Patient selection
Consecutive data of patients with MRI-detected enhancing lesions who have undergone MRI-guided percutaneous biopsy in 2018 from three tertiary hospitals: Sinai Health System, University Health Network, and Women's College Hospital, affiliated with the University of Toronto were retrospectively reviewed. The patient's informed consent was waived. Only those who have undergone surgical excision or were followed clinically or by imaging for at least one year from the date of the last imaging examination were included.
All patients had ultrasound or mammography before MRI, but the included lesions did not have mammography or ultrasound correlated lesions. The included lesions had BIRADS 4 or 5 in enhanced MRI, which make them candidate for MRI guided biopsy. Patient's demographics and MRI findings, imaging-guided biopsy results, and if applicable, the pathological outcome after excisional surgery were reviewed.
Imaging technique
MRI was performed using state-of-the-art equipment and standard-of-care technique following American College of Radiology (ACR) quality standards [25]. In all cases, MRI examinations were performed on a 1.5-T system (Signa Excite, GE Medical Systems) or Espree or Avanto (Siemens Healthcare) and 3.0-T system (Verio; Siemens Healthcare) with a standard, bilateral, dedicated breast coil (Sentinelle Vanguard; Sentinelle Medical, Inc.). The sequences included precontrast axial T1, T2-weighted images with fat suppression, and dynamic contrast-enhanced (DCE) T1-weighted imaging sequences. The DCE sequence consisted of a pre-contrast scan and four post-contrast scans. MRI examinations for premenopausal patients were scheduled in the second week of the menstrual cycle to minimize enhancement of benign breast parenchyma (25).
Imaging interpretation
All MRI data were reviewed by two breast fellowship-trained radiologists (AA,12 years of experience, VF, 20 years of experience) from the same department that were blinded to the surgical or core needle biopsy pathology results and the clinical outcomes. The readers described MRI findings following the Breast Imaging Reporting and Data System (BIRADS) lexicon [25, 26]. Discrepant results of lesion characteristics between radiologists were assessed by consensus. The imaging studies with final assessment category BI-RADS 4 and BI-RADS 5 were considered positive, and all other results were considered negative.
Demographic data were recorded, including age, personal history of breast cancer, risk factors including genetic mutation, and family history of breast cancer. In addition, the MRI indication (screening; staging; surveillance; problem-solving; others) and imaging findings were retrieved (parenchymal enhancement; T1 signal, T2 signal, mass or non-mass enhancement; shape and margin for masses; and enhancement pattern and distribution for non-mass enhancement, and dynamic pattern).

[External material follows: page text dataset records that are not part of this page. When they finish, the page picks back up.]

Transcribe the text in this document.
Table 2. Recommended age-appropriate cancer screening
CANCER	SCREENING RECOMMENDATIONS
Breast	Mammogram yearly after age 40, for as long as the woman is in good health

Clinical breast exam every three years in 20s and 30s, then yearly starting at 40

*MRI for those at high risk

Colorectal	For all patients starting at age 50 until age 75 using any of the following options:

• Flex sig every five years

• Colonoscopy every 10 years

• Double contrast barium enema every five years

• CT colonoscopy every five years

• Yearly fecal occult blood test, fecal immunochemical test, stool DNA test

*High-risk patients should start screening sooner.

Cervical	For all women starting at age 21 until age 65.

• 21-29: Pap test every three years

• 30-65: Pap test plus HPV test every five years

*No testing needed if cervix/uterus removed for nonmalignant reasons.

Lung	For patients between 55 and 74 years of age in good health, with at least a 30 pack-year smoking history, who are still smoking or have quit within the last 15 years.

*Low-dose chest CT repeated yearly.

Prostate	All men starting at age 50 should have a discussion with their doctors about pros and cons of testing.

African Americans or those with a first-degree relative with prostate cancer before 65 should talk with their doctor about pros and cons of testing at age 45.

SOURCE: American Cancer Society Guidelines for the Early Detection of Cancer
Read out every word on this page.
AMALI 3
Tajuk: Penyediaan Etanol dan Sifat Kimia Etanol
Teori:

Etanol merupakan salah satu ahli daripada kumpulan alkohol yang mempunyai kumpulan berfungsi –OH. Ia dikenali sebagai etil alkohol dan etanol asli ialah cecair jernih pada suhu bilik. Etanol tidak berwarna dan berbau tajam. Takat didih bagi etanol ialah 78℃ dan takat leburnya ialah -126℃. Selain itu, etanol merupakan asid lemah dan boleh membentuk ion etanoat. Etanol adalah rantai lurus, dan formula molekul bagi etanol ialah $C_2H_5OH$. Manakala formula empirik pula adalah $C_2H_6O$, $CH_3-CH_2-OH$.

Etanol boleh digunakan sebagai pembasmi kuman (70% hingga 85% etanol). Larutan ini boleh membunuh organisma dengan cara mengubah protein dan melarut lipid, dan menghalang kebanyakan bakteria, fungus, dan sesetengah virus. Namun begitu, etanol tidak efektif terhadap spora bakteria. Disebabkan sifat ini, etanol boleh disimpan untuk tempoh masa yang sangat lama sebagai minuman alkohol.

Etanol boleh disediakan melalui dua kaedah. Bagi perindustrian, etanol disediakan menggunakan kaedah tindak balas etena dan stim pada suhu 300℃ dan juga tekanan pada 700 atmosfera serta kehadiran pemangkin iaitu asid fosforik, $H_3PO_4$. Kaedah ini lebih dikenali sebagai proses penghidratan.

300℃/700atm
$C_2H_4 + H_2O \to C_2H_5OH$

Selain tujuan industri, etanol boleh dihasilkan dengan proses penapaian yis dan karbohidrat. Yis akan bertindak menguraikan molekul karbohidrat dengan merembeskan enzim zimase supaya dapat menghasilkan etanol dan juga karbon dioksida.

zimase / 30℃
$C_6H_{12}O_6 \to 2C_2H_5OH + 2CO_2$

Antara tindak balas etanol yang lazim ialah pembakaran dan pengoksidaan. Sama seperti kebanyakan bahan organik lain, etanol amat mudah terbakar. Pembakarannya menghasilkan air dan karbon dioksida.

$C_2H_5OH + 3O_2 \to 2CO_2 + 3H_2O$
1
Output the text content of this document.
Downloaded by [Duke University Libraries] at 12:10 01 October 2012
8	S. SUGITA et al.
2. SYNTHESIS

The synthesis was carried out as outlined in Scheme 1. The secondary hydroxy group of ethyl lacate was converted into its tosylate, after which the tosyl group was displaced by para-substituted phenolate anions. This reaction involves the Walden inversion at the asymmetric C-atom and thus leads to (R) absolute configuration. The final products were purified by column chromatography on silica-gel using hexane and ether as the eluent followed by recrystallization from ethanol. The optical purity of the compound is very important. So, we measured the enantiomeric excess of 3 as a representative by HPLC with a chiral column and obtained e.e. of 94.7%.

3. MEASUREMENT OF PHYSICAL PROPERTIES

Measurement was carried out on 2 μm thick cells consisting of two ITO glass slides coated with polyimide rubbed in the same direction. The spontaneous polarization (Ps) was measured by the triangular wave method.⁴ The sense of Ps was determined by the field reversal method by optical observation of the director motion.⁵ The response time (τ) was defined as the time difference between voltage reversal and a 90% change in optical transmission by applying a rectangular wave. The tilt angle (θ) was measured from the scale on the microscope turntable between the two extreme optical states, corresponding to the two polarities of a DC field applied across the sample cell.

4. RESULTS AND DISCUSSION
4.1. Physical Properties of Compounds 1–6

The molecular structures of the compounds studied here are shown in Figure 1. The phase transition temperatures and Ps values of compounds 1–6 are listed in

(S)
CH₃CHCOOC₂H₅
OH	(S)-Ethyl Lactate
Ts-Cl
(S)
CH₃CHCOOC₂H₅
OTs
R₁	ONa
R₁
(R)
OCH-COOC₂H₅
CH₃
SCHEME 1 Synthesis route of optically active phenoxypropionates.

Interventional procedures and pathology
Percutaneous MRI-guided biopsies were performed by attending breast imaging experienced radiologists at the same hospital within 3 weeks from the enhanced MR, using a 9-gauge MRI-compatible vacuum-assisted device (ATEC, Suros Surgical systems), with 8 to 12 samples obtained.
Histopathology
The histopathologic result from the MRI-guided biopsy was considered the reference standard for lesion evaluation. Invasive cancer and ductal carcinoma in situ (DCIS) were considered malignant histopathological results. The histological results, including papillary lesions, complex sclerosing lesions (CCL), radial scar (RS), atypical ductal hyperplasia (ADH), atypical lobular hyperplasia (ALH), and lobular carcinoma in situ (LCIS) were categorized as high-risk lesions (HRL). Other pathologies are considered benign (fibrocystic changes, Pseudoangiomatous stromal hyperplasia, columnar cell changes or hyperplasia, focal fibroadenomatoid changes, stromal fibrosis). Patients with malignancy had surgical excision as per standard institutional practice. In addition, surgery was performed in some of biopsy-proven high-risk lesions, and benign pathology after multidisciplinary discussion, and based on patient’s and surgeon preferences.
All included women who did not undergo excisional surgery had a minimum of 12-month follow-up. The standard follow-up was a clinical exam, mammogram alone, or mammogram supplemented by MRI.
Statistical methods
Summary statistics such as means, medians, standard deviations, ranges, frequencies and proportions were reported to describe participant demographical and clinical characteristics. Wilcoxon rank sum test or Chi-square test was used to compare participant characteristics across pathology groups. Logistic regression model was used to evaluate the correlation between participant characteristics with true positive result for the main data set and subgroup analysis. Subgroup analysis was conducted for participants with mass and non-mass lesions, respectively.